A Good Day: Three to four hours of passable energy so I can function normally around the home, which includes the occasional foray for groceries, car maintenance, or a school or medical appointment. Success here encourages me to do more, but is blunted by fatigue, combined with recurring colds.

A Bad Day: Two to three hours of muted energy a day, primarily focused on household chores, including some laundry.

An Ugly Day: A handful of 15- to 20-minute spurts of energy dedicated to making meals while fighting the urge to lie down all day, fingers of phantom pain tracing the earlier course of shingles down my face.

I explain that guessing which days will fill a week or sequence of weeks is a crapshoot. A closer look at the data confirms the unpredictable nature of my energy.

Dr. Hicks tells me about an upcoming study by the University of Calgary’s Faculty of Sports Medicine that will examine the potential benefits of moderate aerobic exercise on the energy levels of cancer survivors. The target group is bone-marrow transplant survivors, the group most critically impaired by chronic cancer-related fatigue.
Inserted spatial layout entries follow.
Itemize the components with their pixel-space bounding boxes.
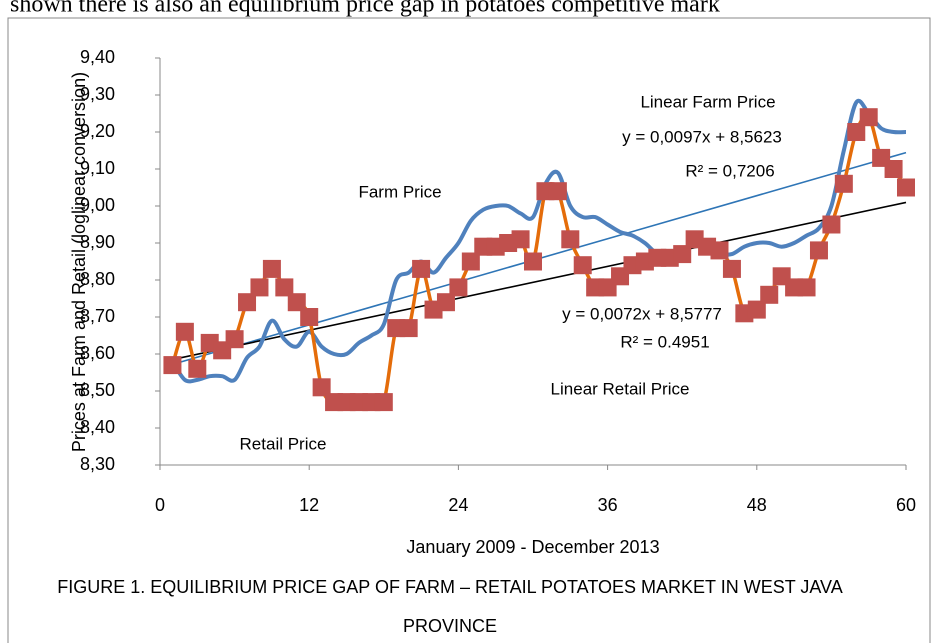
point-marker [673,245,692,264]
point-marker [436,293,455,312]
y-tick-label: 9,20 [80,121,115,141]
y-tick-label: 8,50 [80,380,115,400]
caption: PROVINCE [403,616,497,636]
point-marker [175,322,194,341]
y-tick-label: 8,70 [80,306,115,326]
annotation: R² = 0,7206 [685,161,774,180]
caption: FIGURE 1. EQUILIBRIUM PRICE GAP OF FARM … [57,577,842,597]
x-tick-label: 0 [155,495,165,515]
x-tick-label: 60 [896,495,916,515]
point-marker [561,230,580,249]
point-marker [287,293,306,312]
y-tick-label: 8,40 [80,417,115,437]
point-marker [300,308,319,326]
point-marker [548,182,567,201]
point-marker [225,330,244,349]
x-axis-title: January 2009 - December 2013 [406,537,659,557]
point-marker [163,356,182,375]
point-marker [834,174,853,193]
point-marker [524,252,542,271]
y-tick-label: 9,40 [80,47,115,67]
point-marker [312,378,331,397]
point-marker [449,278,468,297]
point-marker [461,252,480,271]
point-marker [573,256,592,275]
point-marker [412,259,431,278]
series-line [172,201,907,361]
series-label: Farm Price [358,182,441,201]
series-label: Linear Retail Price [551,379,690,398]
point-marker [238,293,257,312]
point-marker [275,278,294,297]
x-tick-label: 36 [598,495,618,515]
point-marker [250,278,269,297]
point-marker [511,230,530,249]
point-marker [722,259,741,278]
point-marker [374,393,393,412]
x-tick-label: 24 [448,495,468,515]
series-label: Linear Farm Price [640,92,775,111]
point-marker [760,285,779,304]
point-marker [710,241,729,260]
annotation: y = 0,0097x + 8,5623 [622,127,782,146]
point-marker [884,160,903,178]
point-marker [822,215,841,234]
y-tick-label: 9,30 [80,84,115,104]
point-marker [188,359,207,378]
series-line [170,98,907,384]
point-marker [897,178,915,197]
x-tick-label: 12 [299,495,319,515]
x-tick-label: 48 [747,495,767,515]
page-text: shown there is also an equilibrium price… [10,0,720,18]
y-tick-label: 8,30 [80,454,115,474]
y-tick-label: 8,80 [80,269,115,289]
y-tick-label: 9,00 [80,195,115,215]
point-marker [809,241,828,260]
y-tick-label: 9,10 [80,158,115,178]
y-axis-title: Prices at Farm and Retail (loglinear con… [69,72,89,452]
y-tick-label: 8,60 [80,343,115,363]
y-tick-label: 8,90 [80,232,115,252]
chart-frame [7,17,931,643]
annotation: y = 0,0072x + 8,5777 [562,304,722,323]
point-marker [399,319,418,338]
series-label: Retail Price [240,434,327,453]
annotation: R² = 0.4951 [620,332,709,351]
point-marker [747,300,766,319]
point-marker [847,123,866,141]
point-marker [797,278,816,297]
point-marker [262,259,281,278]
point-marker [859,108,878,127]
The chief investigator, Dr. David Smith, is an expert training athletes, including Canada’s winter Olympic team and the New York Rangers hockey team. His specialty is the design of conditioning programs for elite athletes that help speed recovery (and subsequent performance) after high-intensity bouts of physical activity.
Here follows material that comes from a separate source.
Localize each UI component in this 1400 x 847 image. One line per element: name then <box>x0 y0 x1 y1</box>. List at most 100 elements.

This will be serious stuff, a yearlong commitment. There will be out-of-pocket expenses and overnight trips every month to Calgary to participate in successive days of exercise. Candidates will soon be selected for participation in the study. Am I interested in applying?
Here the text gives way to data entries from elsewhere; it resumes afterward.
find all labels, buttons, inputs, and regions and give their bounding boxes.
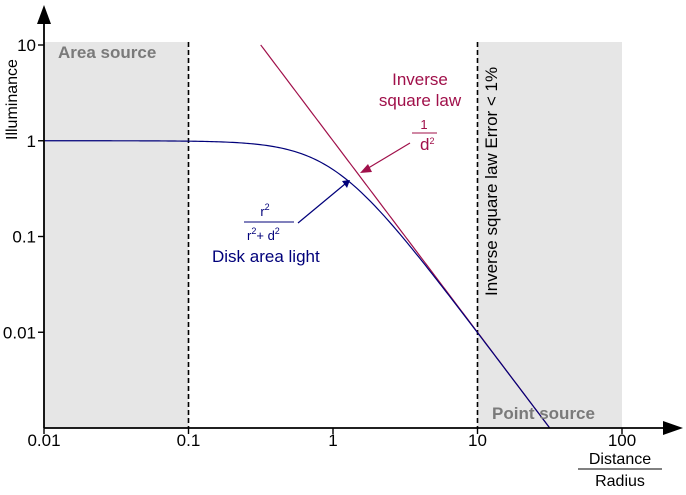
y-tick-label: 1 [27,132,36,151]
series-curves [44,44,551,428]
region-area-source [44,42,189,428]
x-axis-arrowhead [663,421,683,435]
y-axis-arrowhead [37,5,51,24]
disk-title: Disk area light [212,247,320,266]
x-tick-label: 100 [608,431,636,450]
isl-formula-denominator: d2 [420,135,434,154]
x-tick-label: 0.1 [177,431,201,450]
y-tick-label: 0.01 [3,323,36,342]
threshold-label-inverse-square: Inverse square law Error < 1% [482,67,501,296]
x-axis-label-numerator: Distance [589,451,651,468]
disk-arrow-line [297,183,346,224]
y-axis-label: Illuminance [4,59,21,140]
isl-arrowhead [360,164,372,173]
isl-arrow-line [364,142,411,171]
y-tick-label: 10 [17,36,36,55]
isl-title-line2: square law [379,91,462,110]
threshold-lines [187,42,479,428]
disk-arrowhead [342,180,350,188]
x-tick-label: 0.01 [27,431,60,450]
x-tick-label: 1 [328,431,337,450]
region-label-area-source: Area source [58,43,156,62]
disk-formula-denominator: r2+ d2 [247,226,280,243]
isl-formula-numerator: 1 [420,117,427,132]
series-disk-area-light-line [44,140,551,428]
x-axis-label-denominator: Radius [595,473,645,490]
shaded-regions [44,42,622,428]
region-label-point-source: Point source [492,404,595,423]
y-tick-label: 0.1 [12,228,36,247]
disk-formula-numerator: r2 [260,202,269,219]
axis-ticks: 0.01 0.1 1 10 100 0.01 0.1 1 10 [3,36,636,450]
annotation-inverse-square: Inverse square law 1 d2 [360,70,462,173]
axes [37,5,683,435]
x-tick-label: 10 [468,431,487,450]
isl-title-line1: Inverse [392,70,448,89]
annotation-disk-area-light: r2 r2+ d2 Disk area light [212,180,350,266]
Am I? I have tried to exercise, but each routine has led to energy blackouts or relapses after barely noticeable gains in my level of fitness. No activity has promised ongoing benefits, so I no longer do anything that causes physical exertion.

Patrick’s story about his application continues:

I will never find another program with so much potential to restore my health. This is likely my only chance to gain enough fitness to once again do fieldwork.

I carefully complete the many forms that describe my health during the five years since my transplant, concerned any errors might disqualify me from the study. I am also worried my history of depression might be a problem—there is a big section about mood. I suspect negative feelings would impair the will to train for the lengthy duration of the program. I cheat a little here, afraid of being eliminated from contention.

My interview seems to go well. Two weeks later, I become one of the twelve survivors selected from a pool of 222 candidates to start the program. I rush down the hallway to tell Dr. Hicks I have won the lottery.